Building and Measuring Trust between Large Language Models
This addresses the challenge of accurately assessing trust in LLM interactions, which is crucial for developing reliable multi-agent systems, though it is incremental as it builds on prior work on emotional connections and trust games.
The paper tackled the problem of building and measuring trust between large language models (LLMs) in multi-agent setups, finding that explicit trust measures (e.g., questionnaires) are poorly or negatively correlated with implicit measures (e.g., susceptibility to persuasion), suggesting explicit methods may be misleading.

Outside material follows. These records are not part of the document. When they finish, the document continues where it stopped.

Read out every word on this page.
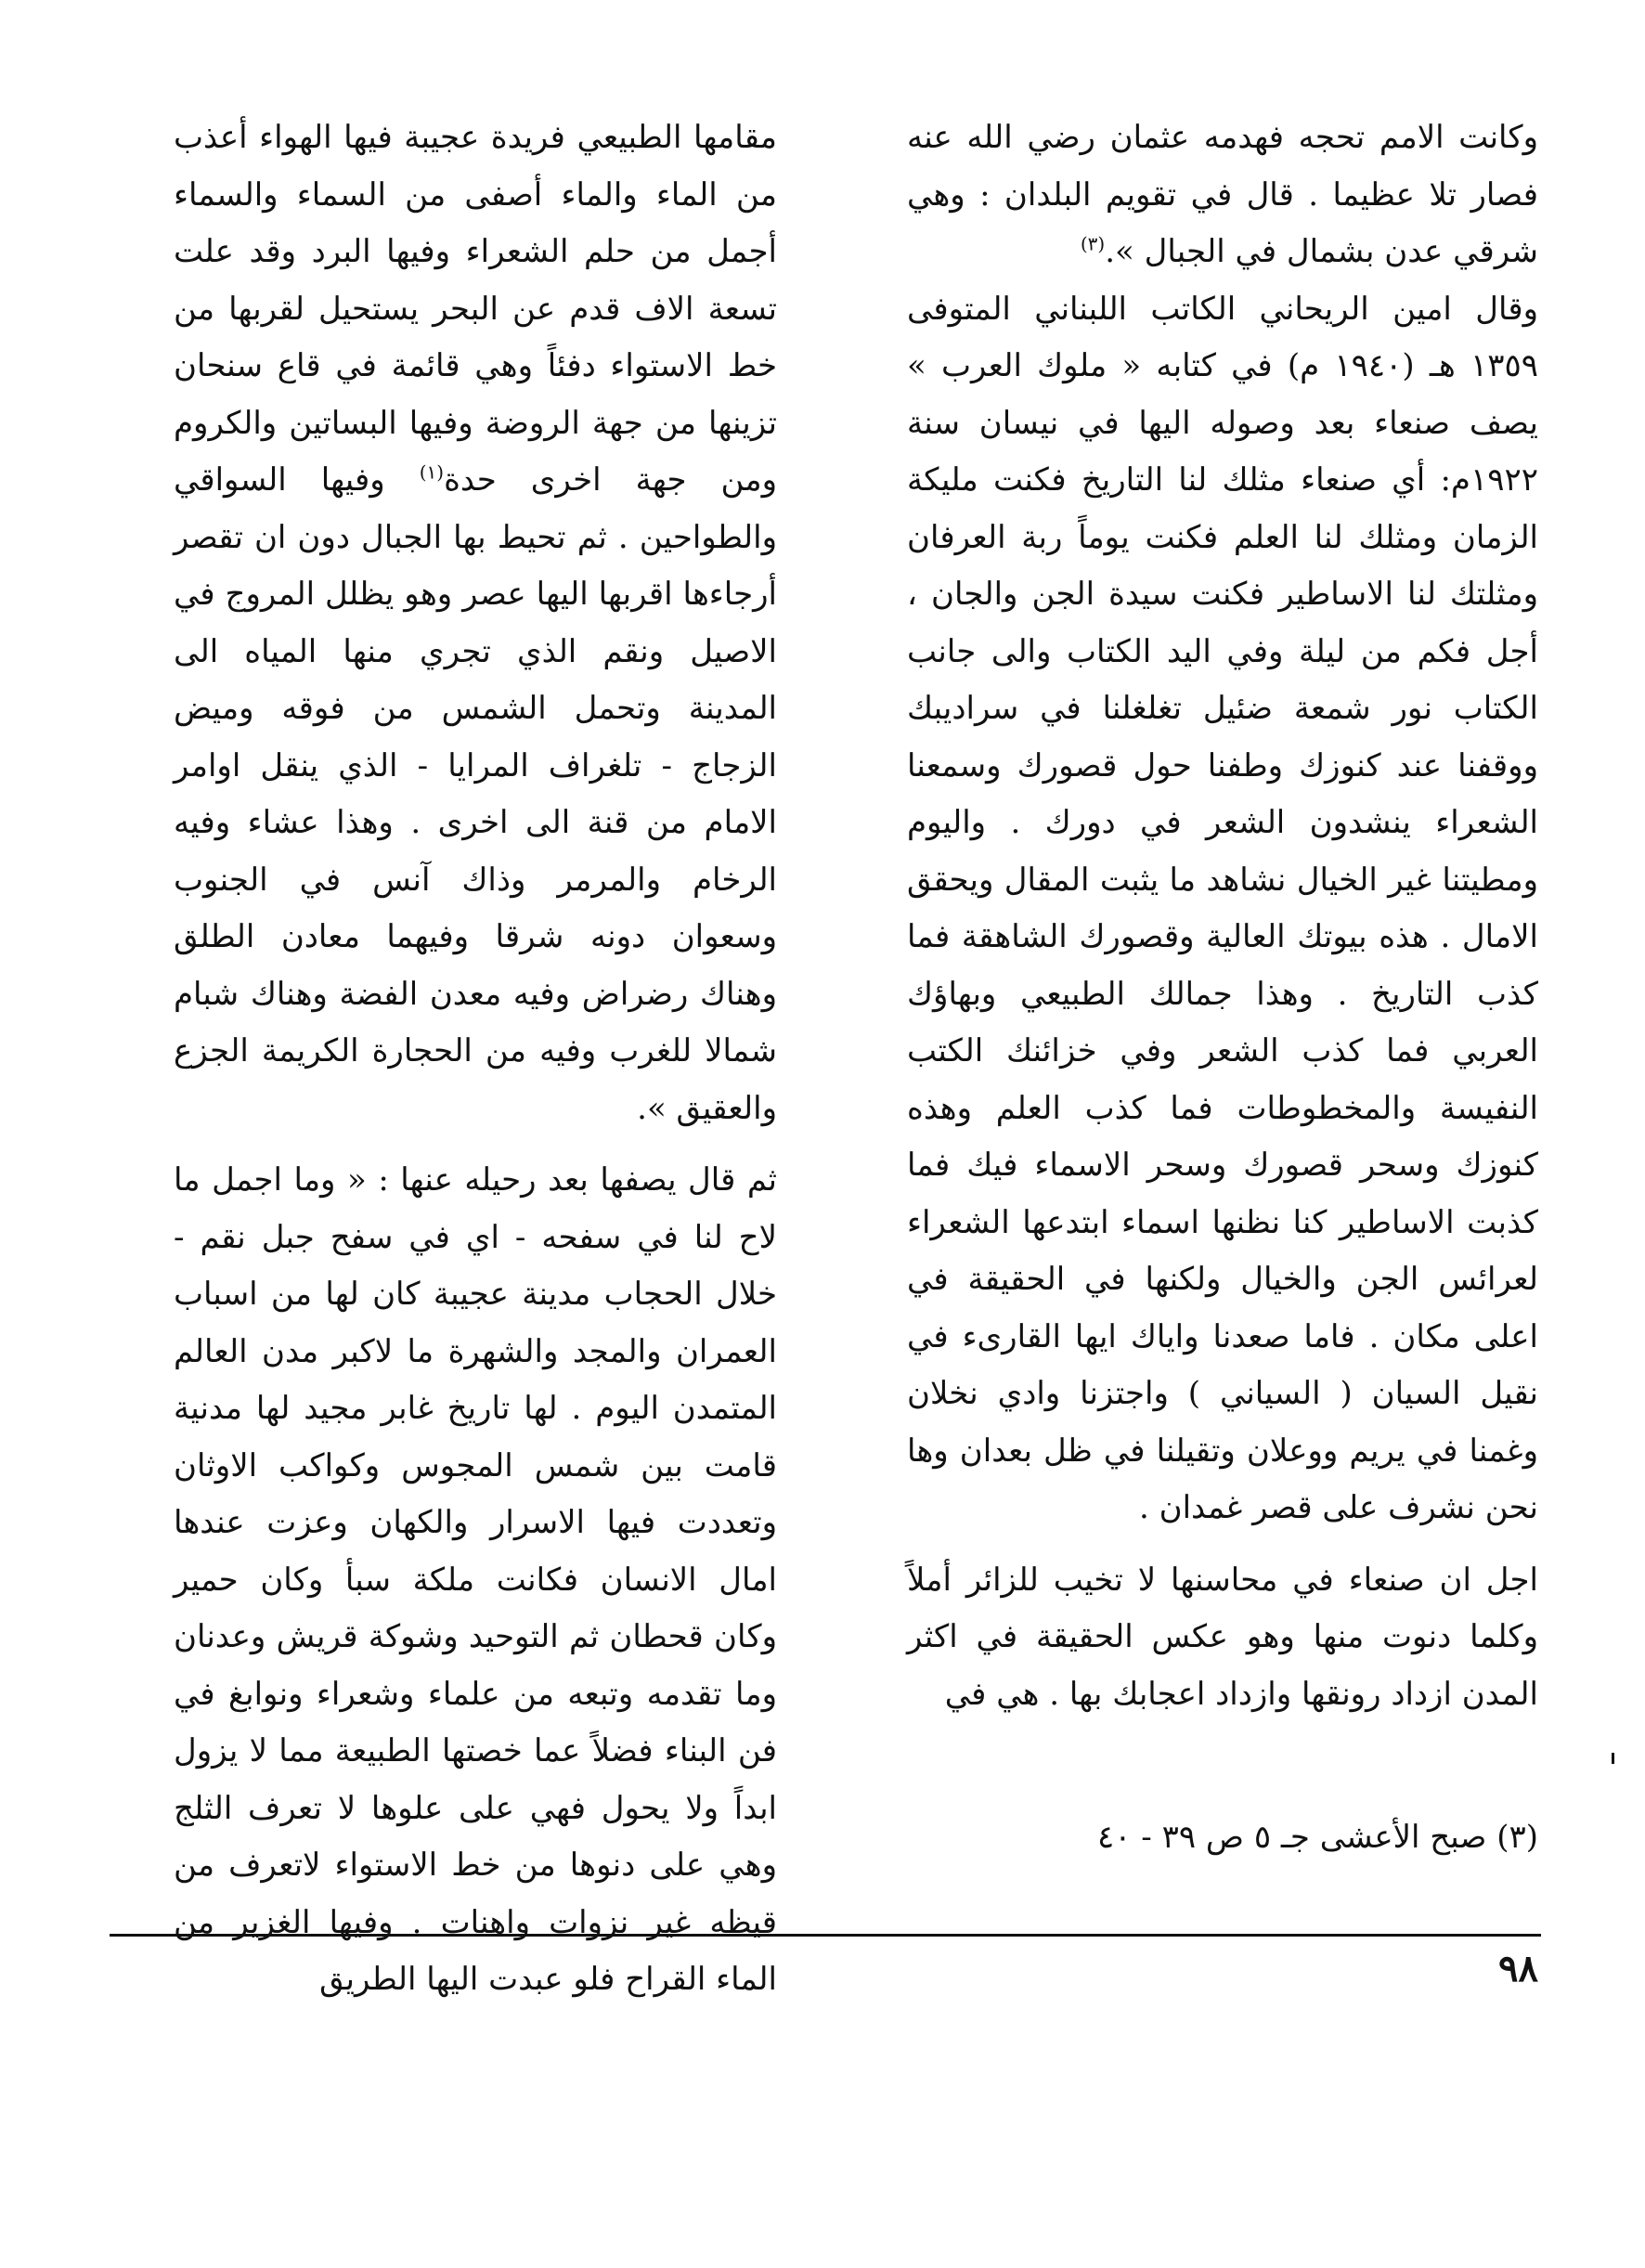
وكانت الامم تحجه فهدمه عثمان رضي الله عنه فصار تلا عظيما . قال في تقويم البلدان : وهي شرقي عدن بشمال في الجبال ».$^{(٣)}$

وقال امين الريحاني الكاتب اللبناني المتوفى ١٣٥٩ هـ (١٩٤٠ م) في كتابه « ملوك العرب » يصف صنعاء بعد وصوله اليها في نيسان سنة ١٩٢٢م: أي صنعاء مثلك لنا التاريخ فكنت مليكة الزمان ومثلك لنا العلم فكنت يوماً ربة العرفان ومثلتك لنا الاساطير فكنت سيدة الجن والجان ، أجل فكم من ليلة وفي اليد الكتاب والى جانب الكتاب نور شمعة ضئيل تغلغلنا في سراديبك ووقفنا عند كنوزك وطفنا حول قصورك وسمعنا الشعراء ينشدون الشعر في دورك . واليوم ومطيتنا غير الخيال نشاهد ما يثبت المقال ويحقق الامال . هذه بيوتك العالية وقصورك الشاهقة فما كذب التاريخ . وهذا جمالك الطبيعي وبهاؤك العربي فما كذب الشعر وفي خزائنك الكتب النفيسة والمخطوطات فما كذب العلم وهذه كنوزك وسحر قصورك وسحر الاسماء فيك فما كذبت الاساطير كنا نظنها اسماء ابتدعها الشعراء لعرائس الجن والخيال ولكنها في الحقيقة في اعلى مكان . فاما صعدنا واياك ايها القارىء في نقيل السيان ( السياني ) واجتزنا وادي نخلان وغمنا في يريم ووعلان وتقيلنا في ظل بعدان وها نحن نشرف على قصر غمدان .

اجل ان صنعاء في محاسنها لا تخيب للزائر أملاً وكلما دنوت منها وهو عكس الحقيقة في اكثر المدن ازداد رونقها وازداد اعجابك بها . هي في

مقامها الطبيعي فريدة عجيبة فيها الهواء أعذب من الماء والماء أصفى من السماء والسماء أجمل من حلم الشعراء وفيها البرد وقد علت تسعة الاف قدم عن البحر يستحيل لقربها من خط الاستواء دفئاً وهي قائمة في قاع سنحان تزينها من جهة الروضة وفيها البساتين والكروم ومن جهة اخرى حدة$^{(١)}$ وفيها السواقي والطواحين . ثم تحيط بها الجبال دون ان تقصر أرجاءها اقربها اليها عصر وهو يظلل المروج في الاصيل ونقم الذي تجري منها المياه الى المدينة وتحمل الشمس من فوقه وميض الزجاج - تلغراف المرايا - الذي ينقل اوامر الامام من قنة الى اخرى . وهذا عشاء وفيه الرخام والمرمر وذاك آنس في الجنوب وسعوان دونه شرقا وفيهما معادن الطلق وهناك رضراض وفيه معدن الفضة وهناك شبام شمالا للغرب وفيه من الحجارة الكريمة الجزع والعقيق ».

ثم قال يصفها بعد رحيله عنها : « وما اجمل ما لاح لنا في سفحه - اي في سفح جبل نقم - خلال الحجاب مدينة عجيبة كان لها من اسباب العمران والمجد والشهرة ما لاكبر مدن العالم المتمدن اليوم . لها تاريخ غابر مجيد لها مدنية قامت بين شمس المجوس وكواكب الاوثان وتعددت فيها الاسرار والكهان وعزت عندها امال الانسان فكانت ملكة سبأ وكان حمير وكان قحطان ثم التوحيد وشوكة قريش وعدنان وما تقدمه وتبعه من علماء وشعراء ونوابغ في فن البناء فضلاً عما خصتها الطبيعة مما لا يزول ابداً ولا يحول فهي على علوها لا تعرف الثلج وهي على دنوها من خط الاستواء لاتعرف من قيظه غير نزوات واهنات . وفيها الغزير من الماء القراح فلو عبدت اليها الطريق

(٣) صبح الأعشى جـ ٥ ص ٣٩ - ٤٠
٩٨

As large language models (LLMs) increasingly interact with each other, most notably in multi-agent setups, we may expect (and hope) that `trust' relationships develop between them, mirroring trust relationships between human colleagues, friends, or partners. Yet, though prior work has shown LLMs to be capable of identifying emotional connections and recognizing reciprocity in trust games, little remains known about (i) how different strategies to build trust compare, (ii) how such trust can be measured implicitly, and (iii) how this relates to explicit measures of trust. We study these questions by relating implicit measures of trust, i.e. susceptibility to persuasion and propensity to collaborate financially, with explicit measures of trust, i.e. a dyadic trust questionnaire well-established in psychology. We build trust in three ways: by building rapport dynamically, by starting from a prewritten script that evidences trust, and by adapting the LLMs' system prompt. Surprisingly, we find that the measures of explicit trust are either little or highly negatively correlated with implicit trust measures. These findings suggest that measuring trust between LLMs by asking their opinion may be deceiving. Instead, context-specific and implicit measures may be more informative in understanding how LLMs trust each other.